Competing with China: broad tariffs not the best option
The new Kiel Policy Brief: “Competing with China in Tthird Markets” finds that it is not only China that has gained market share. Countries such as Germany and France have also lost ground to other competitors in many third markets. This indicates that some of the challenges are homegrown and cannot be explained solely by China’s rise.

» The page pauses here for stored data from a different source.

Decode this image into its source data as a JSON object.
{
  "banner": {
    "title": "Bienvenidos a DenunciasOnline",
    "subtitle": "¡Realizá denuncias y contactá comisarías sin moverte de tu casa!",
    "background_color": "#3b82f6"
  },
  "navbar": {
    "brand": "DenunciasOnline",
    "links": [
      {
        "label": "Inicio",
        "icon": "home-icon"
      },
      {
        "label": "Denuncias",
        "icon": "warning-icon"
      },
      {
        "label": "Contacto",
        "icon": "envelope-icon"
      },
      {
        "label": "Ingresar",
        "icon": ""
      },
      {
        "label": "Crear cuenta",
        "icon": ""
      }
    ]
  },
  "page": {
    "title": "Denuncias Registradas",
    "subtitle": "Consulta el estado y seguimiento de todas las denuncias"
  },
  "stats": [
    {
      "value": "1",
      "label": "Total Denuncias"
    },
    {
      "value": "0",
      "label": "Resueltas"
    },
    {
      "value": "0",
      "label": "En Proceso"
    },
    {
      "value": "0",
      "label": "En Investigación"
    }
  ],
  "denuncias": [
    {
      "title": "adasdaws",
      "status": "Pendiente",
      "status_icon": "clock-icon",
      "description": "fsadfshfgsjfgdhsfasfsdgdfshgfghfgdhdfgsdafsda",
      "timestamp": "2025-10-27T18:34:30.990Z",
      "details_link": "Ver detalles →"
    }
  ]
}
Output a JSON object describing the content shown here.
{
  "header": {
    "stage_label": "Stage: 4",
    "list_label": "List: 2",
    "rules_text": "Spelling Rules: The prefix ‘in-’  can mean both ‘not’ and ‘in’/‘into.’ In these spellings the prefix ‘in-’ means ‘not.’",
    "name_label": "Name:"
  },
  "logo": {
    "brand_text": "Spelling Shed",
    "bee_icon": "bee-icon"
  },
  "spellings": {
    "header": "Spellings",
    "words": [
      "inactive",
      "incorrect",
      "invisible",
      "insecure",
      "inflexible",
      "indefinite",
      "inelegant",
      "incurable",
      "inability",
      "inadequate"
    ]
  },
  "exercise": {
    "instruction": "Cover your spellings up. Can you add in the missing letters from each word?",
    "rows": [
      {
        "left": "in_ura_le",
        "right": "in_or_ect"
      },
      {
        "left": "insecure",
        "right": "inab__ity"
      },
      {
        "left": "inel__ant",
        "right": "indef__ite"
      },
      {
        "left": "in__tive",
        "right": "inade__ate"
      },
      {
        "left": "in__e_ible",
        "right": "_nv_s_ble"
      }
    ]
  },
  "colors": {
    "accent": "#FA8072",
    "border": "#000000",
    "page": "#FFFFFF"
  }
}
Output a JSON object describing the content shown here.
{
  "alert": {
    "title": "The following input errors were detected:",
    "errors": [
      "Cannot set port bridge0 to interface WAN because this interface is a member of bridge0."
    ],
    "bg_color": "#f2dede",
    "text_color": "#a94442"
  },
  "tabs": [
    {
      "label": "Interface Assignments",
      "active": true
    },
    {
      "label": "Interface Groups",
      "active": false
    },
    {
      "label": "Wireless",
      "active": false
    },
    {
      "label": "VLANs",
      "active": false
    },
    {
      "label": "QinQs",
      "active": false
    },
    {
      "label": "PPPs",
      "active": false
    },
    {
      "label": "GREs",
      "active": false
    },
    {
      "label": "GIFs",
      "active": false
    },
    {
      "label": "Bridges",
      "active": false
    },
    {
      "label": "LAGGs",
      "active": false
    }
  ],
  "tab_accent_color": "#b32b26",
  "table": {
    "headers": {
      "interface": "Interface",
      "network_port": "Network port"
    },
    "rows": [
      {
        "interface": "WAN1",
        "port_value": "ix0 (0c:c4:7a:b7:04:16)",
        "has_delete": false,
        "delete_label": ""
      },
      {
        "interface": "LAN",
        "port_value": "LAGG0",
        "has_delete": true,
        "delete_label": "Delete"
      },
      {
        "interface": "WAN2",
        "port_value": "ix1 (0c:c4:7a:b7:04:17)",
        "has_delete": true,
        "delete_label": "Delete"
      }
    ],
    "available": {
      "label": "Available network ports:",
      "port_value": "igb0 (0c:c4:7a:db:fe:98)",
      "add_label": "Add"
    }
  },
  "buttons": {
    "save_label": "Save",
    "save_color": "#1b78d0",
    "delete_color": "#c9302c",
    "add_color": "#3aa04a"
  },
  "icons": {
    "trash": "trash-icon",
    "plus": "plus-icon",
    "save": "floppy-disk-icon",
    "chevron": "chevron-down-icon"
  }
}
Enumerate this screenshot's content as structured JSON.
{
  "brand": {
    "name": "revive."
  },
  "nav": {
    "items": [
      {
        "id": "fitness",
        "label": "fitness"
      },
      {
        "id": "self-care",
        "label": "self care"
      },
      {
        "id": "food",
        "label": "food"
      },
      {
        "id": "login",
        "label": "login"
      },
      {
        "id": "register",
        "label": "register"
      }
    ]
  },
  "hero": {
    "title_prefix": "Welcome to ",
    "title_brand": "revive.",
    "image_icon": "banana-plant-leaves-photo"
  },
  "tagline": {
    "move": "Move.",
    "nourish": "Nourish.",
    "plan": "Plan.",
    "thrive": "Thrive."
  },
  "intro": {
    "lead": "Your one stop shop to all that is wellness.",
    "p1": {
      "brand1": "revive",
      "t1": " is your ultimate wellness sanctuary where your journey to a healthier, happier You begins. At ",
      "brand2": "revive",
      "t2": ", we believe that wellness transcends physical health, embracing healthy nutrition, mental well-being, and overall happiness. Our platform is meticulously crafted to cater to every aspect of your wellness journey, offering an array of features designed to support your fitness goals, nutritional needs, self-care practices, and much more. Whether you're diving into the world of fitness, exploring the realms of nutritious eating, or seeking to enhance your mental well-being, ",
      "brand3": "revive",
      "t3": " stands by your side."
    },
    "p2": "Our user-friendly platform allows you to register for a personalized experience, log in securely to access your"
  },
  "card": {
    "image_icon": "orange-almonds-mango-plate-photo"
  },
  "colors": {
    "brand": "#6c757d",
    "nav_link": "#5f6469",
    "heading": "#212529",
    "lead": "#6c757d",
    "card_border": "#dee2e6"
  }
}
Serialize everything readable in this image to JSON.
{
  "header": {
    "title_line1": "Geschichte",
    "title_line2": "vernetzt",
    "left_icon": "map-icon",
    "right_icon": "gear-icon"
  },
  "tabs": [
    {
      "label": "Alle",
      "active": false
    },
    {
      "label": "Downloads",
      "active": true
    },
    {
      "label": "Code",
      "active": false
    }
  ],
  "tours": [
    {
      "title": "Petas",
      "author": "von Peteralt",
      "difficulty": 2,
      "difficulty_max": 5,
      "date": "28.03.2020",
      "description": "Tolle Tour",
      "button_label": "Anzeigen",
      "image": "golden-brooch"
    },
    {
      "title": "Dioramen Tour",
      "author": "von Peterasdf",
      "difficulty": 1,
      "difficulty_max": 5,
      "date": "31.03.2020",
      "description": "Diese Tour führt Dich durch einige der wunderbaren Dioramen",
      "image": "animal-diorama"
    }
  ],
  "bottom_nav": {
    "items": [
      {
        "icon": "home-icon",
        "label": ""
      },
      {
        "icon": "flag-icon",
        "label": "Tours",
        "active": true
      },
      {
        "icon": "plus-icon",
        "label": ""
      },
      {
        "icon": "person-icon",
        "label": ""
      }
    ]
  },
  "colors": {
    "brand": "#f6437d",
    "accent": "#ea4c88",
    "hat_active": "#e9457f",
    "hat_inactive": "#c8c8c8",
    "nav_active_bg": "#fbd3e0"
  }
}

“Against this backdrop, it is problematic to focus trade policy measures exclusively on fending off Chinese competition. Broad-based tariffs on products from China should not be the tool of choice. Such measures do not address the underlying competitiveness problems faced by European companies in markets outside the EU and do not automatically contribute to higher productivity or innovation capacity”, argues Julian Hinz, director of the Trade Policy Research Group. “Furthermore, there is a risk of costly retaliatory measures and further fragmentation of international trade. The durable fix for the loss in competitiveness is investment in innovation and new technology”, says Katharina Erhardt, head of the Industrial Policy Lab at the Kiel Institute.
“Where sectoral safeguard measures are being considered, they should be based on clearly understandable strategic or security policy considerations or be justified by clear evidence of unfair trade practices — such as proven dumping. If tariffs are used to facilitate adjustment processes or to provide temporary protection, they should be accompanied by clearly defined sunset clauses”, the two co-authors argue.